CORD MPs have challenged Jubilee administration to clarify scorecard figures published in the State of the Nation Address by President Uhuru Kenyatta and his deputy William Ruto.
The leaders questioned Kenya’s cost of investments in infrastructure as some of the highest on the continent and warned that tax payers were not getting value for their money due to inflated costs of the standard gauge railway and road projects.
MPs particularly questioned figures of electricity connection to primary schools which the Jubilee scorecard put at 95 per cent.
Bungoma Senator Moses Wetangula challenged the Government to publish names of schools connected to the national grid. “Such statements are fraudulent and aimed at hoodwinking Kenyans,” he said. “In Bungoma County only 30 per cent of schools are connected to electricity yet it has better terrain than most parts of northern Kenya and parts of Rift Valley. We demand a report and audit on which primary schools have been connected.”
Public Accounts committee Chairman of the National Assembly Nicholas Gumbo said the figures being read to the public are different from the reality on the ground. “Even in my Rarieda Constituency the reality is that only 49 per cent of schools have been connected,” he said.

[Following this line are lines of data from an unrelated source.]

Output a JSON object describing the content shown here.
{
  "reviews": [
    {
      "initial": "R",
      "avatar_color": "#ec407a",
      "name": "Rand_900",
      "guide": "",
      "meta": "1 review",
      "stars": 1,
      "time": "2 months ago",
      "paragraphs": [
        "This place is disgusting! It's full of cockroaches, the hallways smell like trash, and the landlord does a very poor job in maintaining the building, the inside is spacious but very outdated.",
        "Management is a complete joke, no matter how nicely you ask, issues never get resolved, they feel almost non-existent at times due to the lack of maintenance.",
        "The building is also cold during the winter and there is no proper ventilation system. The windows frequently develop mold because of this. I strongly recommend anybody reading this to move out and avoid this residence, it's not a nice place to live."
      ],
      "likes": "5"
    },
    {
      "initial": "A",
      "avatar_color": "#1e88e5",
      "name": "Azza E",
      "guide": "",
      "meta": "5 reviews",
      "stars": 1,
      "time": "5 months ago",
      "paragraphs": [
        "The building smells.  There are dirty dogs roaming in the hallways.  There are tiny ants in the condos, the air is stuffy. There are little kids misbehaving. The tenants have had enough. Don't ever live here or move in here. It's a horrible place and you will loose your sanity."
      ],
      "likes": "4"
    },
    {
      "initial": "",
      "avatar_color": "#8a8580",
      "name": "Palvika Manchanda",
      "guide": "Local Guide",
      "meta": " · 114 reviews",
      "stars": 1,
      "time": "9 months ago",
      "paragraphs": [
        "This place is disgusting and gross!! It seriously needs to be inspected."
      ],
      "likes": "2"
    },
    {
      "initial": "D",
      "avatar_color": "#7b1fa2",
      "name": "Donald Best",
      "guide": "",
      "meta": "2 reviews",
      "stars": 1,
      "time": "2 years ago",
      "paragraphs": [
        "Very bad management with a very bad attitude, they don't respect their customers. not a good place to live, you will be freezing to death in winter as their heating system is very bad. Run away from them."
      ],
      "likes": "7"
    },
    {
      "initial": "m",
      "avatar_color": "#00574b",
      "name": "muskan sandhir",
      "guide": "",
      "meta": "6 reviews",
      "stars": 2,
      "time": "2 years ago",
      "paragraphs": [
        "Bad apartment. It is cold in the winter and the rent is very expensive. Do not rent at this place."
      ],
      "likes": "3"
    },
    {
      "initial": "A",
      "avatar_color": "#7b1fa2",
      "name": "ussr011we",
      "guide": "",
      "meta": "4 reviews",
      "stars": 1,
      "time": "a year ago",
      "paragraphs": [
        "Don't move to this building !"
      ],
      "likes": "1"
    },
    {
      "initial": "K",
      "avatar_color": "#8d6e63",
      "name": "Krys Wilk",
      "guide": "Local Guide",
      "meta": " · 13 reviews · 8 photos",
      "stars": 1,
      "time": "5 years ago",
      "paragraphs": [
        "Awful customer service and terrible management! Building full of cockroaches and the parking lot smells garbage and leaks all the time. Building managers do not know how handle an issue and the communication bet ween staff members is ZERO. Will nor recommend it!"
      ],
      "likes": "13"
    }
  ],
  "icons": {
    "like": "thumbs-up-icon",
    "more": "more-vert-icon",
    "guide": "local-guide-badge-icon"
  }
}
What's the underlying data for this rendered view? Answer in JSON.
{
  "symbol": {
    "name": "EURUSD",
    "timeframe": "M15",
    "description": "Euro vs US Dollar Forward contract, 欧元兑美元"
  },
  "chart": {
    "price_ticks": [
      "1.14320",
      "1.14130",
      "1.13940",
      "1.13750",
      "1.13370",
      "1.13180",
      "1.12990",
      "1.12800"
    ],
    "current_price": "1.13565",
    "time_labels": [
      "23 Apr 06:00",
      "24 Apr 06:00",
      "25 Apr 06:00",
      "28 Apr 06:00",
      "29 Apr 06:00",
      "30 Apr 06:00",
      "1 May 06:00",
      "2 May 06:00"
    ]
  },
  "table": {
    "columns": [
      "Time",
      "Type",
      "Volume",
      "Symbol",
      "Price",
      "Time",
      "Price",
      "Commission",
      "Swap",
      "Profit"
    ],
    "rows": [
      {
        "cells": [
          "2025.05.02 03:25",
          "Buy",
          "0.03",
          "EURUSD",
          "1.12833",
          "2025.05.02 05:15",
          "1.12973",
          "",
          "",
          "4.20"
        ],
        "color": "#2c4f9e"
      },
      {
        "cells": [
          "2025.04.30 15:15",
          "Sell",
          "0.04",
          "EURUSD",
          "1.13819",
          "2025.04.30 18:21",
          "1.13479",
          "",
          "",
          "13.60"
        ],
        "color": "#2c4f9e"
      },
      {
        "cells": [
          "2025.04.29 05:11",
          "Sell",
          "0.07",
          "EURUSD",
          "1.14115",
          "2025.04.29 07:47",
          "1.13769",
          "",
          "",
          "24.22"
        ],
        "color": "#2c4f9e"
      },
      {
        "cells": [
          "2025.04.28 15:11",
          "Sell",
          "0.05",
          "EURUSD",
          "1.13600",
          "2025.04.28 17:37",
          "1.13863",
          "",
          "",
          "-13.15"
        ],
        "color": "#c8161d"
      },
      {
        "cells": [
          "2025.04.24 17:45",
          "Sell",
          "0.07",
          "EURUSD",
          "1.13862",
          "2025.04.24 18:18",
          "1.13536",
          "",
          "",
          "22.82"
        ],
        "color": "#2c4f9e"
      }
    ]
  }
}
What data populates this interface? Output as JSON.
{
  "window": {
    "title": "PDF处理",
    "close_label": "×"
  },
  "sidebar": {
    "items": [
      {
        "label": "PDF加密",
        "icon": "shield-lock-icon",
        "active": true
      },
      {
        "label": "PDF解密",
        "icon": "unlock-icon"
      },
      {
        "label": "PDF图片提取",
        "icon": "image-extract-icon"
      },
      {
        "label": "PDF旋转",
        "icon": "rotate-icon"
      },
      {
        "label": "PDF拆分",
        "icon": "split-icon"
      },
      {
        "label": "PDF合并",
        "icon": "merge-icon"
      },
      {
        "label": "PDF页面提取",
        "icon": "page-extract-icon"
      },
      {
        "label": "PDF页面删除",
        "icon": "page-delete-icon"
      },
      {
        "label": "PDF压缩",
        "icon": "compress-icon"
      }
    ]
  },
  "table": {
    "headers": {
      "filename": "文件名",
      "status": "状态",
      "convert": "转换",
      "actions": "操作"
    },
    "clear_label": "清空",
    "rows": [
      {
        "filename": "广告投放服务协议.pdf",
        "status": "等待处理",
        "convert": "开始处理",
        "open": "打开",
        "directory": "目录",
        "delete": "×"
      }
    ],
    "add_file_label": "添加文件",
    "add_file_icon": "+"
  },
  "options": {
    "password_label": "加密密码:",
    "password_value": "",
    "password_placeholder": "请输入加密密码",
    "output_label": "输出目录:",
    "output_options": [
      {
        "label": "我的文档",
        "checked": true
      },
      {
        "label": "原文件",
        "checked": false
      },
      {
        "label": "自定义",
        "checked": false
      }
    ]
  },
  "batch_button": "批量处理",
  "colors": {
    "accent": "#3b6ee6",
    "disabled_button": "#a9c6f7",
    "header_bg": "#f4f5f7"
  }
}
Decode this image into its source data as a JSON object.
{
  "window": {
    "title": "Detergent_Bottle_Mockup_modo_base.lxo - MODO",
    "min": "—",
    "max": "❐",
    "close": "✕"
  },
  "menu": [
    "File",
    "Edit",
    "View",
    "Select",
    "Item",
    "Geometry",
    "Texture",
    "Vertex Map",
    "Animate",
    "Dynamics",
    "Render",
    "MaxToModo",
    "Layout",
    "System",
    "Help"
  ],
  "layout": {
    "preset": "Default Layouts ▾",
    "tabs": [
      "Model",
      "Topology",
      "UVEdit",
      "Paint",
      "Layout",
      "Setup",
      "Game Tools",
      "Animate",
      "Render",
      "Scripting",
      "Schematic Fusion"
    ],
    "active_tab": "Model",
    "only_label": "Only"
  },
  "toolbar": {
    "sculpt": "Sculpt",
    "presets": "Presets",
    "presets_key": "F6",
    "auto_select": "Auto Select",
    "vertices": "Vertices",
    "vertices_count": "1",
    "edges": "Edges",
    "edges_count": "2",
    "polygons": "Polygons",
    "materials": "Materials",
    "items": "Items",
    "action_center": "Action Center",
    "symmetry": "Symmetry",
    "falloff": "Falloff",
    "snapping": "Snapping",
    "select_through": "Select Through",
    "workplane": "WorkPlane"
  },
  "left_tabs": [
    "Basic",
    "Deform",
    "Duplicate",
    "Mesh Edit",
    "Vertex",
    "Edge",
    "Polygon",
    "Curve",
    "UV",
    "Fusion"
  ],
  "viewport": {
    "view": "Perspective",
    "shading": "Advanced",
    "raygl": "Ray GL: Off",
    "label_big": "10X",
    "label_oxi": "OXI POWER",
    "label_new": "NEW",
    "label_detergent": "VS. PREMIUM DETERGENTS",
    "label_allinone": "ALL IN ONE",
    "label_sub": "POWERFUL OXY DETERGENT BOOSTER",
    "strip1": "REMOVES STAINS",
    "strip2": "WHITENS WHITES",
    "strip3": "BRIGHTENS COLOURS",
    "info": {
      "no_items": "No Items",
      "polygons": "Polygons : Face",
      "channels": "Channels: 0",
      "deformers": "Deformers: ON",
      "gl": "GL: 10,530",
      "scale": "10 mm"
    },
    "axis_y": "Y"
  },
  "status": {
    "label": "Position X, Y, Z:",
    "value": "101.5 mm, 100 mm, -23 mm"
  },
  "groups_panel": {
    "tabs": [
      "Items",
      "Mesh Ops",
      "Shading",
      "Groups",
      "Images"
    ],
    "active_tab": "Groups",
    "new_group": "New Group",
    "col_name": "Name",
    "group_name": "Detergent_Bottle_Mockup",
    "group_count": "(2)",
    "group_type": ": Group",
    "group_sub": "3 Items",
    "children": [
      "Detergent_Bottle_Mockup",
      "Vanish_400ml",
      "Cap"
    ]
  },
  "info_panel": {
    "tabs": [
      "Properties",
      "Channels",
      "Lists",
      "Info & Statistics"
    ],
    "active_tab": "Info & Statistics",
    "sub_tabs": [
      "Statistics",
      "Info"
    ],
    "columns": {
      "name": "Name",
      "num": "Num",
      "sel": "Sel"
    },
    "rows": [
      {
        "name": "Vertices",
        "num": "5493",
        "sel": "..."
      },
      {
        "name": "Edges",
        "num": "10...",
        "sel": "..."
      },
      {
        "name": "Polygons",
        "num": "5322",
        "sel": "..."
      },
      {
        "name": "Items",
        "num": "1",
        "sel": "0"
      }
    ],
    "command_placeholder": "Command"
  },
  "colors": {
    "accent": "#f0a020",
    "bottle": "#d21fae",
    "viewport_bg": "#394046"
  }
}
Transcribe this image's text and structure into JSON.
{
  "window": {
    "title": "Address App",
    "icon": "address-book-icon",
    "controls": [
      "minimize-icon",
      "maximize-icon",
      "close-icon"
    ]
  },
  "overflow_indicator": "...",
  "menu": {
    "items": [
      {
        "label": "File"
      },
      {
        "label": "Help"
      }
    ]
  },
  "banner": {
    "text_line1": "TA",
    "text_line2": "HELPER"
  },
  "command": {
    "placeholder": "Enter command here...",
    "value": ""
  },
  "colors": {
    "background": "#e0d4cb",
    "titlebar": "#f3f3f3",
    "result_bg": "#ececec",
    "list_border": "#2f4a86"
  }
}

Gumbo, an electrical engineer, disputed the 5,000MW figure the Government says it is generating, arguing that it took Kenya 50 years to generate 1,500MW and it would be impractical to claim electricity generation has grown 300 per cent in three years. “We have some of the most inferior and defective transformers ever in the history of Kenya. Jubilee should not confuse electricity poles and stalled transformers for functional ones.” Gumbo said.